Sar Mora, president of the Cambodian Food and Service Workers Federation, said that 80 percent of workers are in debt, which is the main concern these days, adding that despite the expected raise of salaries in 2023, there will also be more work and that it will be employers’ strategy to increase labor production dramatically while cutting down staff.

“Employers will make employees work more, planning higher production and will try to reduce the workforce,” Mora told Kiripost.

Mora welcomed the government’s pension fund as “fantastic news”, however, adding that family members should also be covered so workers do not face big expenditures.

Agriculture is forecast to grow 1.1 percent in 2023, and exports of agricultural products will also increase, thanks to free trade agreements with China and South Korea, the budget law states.

Fisheries will grow 0.6 percent, thanks partly to some international funding to boost the sector after a decline of 0.5 percent in 2022.

Construction will see 7.2 percent growth in 2023 on hopes that there will be more foreign investments in the sector to serve the tourism landscape. Real estate is expected to grow 5.2 percent on hopes that people will begin buying more, including condominiums and apartments.

Spread the word globally

As Cambodia heads into 2023, the country continues to outperform in a region already outperforming on a global stage in relation to economic growth, technology adoption and resilience to inflation pressures, said Max Thornton, co-host of Rising Giants podcast.

“We are excited to continue to spread the word globally about the remarkable entrepreneurs, creatives and investors in the country that remain consistent and committed to building the innovation of tomorrow," Thornton told Kiripost.
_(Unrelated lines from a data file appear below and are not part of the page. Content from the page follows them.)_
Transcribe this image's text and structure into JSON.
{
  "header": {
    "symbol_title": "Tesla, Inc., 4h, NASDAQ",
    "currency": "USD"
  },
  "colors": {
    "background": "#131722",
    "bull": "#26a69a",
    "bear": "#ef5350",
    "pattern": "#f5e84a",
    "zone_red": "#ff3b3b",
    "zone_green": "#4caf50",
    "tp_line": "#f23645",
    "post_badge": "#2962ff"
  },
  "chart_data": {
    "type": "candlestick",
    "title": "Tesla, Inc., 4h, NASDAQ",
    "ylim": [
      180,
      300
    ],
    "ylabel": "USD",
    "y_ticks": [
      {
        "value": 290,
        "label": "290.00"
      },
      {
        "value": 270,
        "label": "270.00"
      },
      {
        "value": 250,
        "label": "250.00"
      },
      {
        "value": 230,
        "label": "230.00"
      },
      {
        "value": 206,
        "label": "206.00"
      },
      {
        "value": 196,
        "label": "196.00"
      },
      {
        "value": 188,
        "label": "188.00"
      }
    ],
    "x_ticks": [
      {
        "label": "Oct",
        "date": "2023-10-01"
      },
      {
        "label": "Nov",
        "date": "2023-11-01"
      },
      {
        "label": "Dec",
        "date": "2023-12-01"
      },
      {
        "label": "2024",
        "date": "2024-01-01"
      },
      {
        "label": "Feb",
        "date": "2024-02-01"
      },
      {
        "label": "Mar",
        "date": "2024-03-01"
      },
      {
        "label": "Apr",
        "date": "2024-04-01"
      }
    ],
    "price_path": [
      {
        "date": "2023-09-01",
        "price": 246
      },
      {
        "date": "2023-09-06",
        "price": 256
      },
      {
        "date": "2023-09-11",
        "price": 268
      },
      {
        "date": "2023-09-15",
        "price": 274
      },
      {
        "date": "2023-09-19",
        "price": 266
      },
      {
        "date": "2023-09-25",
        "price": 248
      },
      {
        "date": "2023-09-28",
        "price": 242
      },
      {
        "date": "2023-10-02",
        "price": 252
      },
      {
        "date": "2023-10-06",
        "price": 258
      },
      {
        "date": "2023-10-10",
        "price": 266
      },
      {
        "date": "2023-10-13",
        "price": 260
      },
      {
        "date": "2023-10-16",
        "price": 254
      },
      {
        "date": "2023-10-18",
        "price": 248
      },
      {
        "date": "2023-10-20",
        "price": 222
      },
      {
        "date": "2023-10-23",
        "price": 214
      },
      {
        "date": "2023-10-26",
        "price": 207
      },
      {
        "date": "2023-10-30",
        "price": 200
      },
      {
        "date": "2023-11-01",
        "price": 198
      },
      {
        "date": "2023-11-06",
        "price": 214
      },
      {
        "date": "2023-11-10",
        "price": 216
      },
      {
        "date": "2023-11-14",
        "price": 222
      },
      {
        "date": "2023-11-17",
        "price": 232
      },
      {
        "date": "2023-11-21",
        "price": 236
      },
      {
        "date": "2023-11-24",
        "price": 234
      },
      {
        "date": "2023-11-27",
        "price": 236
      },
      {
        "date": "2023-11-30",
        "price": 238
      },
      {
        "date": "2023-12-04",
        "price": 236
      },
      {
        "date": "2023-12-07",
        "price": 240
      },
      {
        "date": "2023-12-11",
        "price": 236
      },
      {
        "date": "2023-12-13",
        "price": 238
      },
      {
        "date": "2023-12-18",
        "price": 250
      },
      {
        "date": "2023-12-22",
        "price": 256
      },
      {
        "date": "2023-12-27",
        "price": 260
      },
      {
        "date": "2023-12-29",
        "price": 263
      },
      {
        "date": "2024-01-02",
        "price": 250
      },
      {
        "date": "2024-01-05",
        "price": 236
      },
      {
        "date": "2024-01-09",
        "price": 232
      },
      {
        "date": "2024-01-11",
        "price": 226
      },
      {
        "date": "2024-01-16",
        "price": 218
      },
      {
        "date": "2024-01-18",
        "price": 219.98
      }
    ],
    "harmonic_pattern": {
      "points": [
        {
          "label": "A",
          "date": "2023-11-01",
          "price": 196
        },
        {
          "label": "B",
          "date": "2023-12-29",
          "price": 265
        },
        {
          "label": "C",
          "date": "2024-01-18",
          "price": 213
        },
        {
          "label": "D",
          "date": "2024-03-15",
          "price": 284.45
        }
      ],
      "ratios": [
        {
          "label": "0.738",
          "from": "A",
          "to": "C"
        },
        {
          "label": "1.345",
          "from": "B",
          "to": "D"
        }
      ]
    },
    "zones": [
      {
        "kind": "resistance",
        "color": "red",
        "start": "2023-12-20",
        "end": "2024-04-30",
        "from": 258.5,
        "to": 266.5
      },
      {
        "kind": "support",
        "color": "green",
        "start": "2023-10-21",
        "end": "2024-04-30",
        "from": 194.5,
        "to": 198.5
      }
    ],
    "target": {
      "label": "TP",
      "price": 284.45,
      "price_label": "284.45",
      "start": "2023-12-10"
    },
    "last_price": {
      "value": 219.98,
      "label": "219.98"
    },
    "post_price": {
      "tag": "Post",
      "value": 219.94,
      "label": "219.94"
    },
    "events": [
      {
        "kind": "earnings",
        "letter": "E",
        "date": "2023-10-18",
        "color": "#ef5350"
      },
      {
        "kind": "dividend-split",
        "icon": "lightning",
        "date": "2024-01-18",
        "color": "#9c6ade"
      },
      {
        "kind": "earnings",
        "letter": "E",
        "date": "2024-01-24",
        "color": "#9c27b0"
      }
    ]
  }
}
The hosts of the Rising Giants podcast, Dominic Kalousek and Max Thornton (right). Kiripost/supplied
The hosts of the Rising Giants podcast, Dominic Kalousek and Max Thornton (right). Kiripost/supplied

Thornton said that Rising Giants is the country’s leading entrepreneurship and start-up podcast with an upbeat medium for entrepreneurs, investors and creatives to share their experience working and living.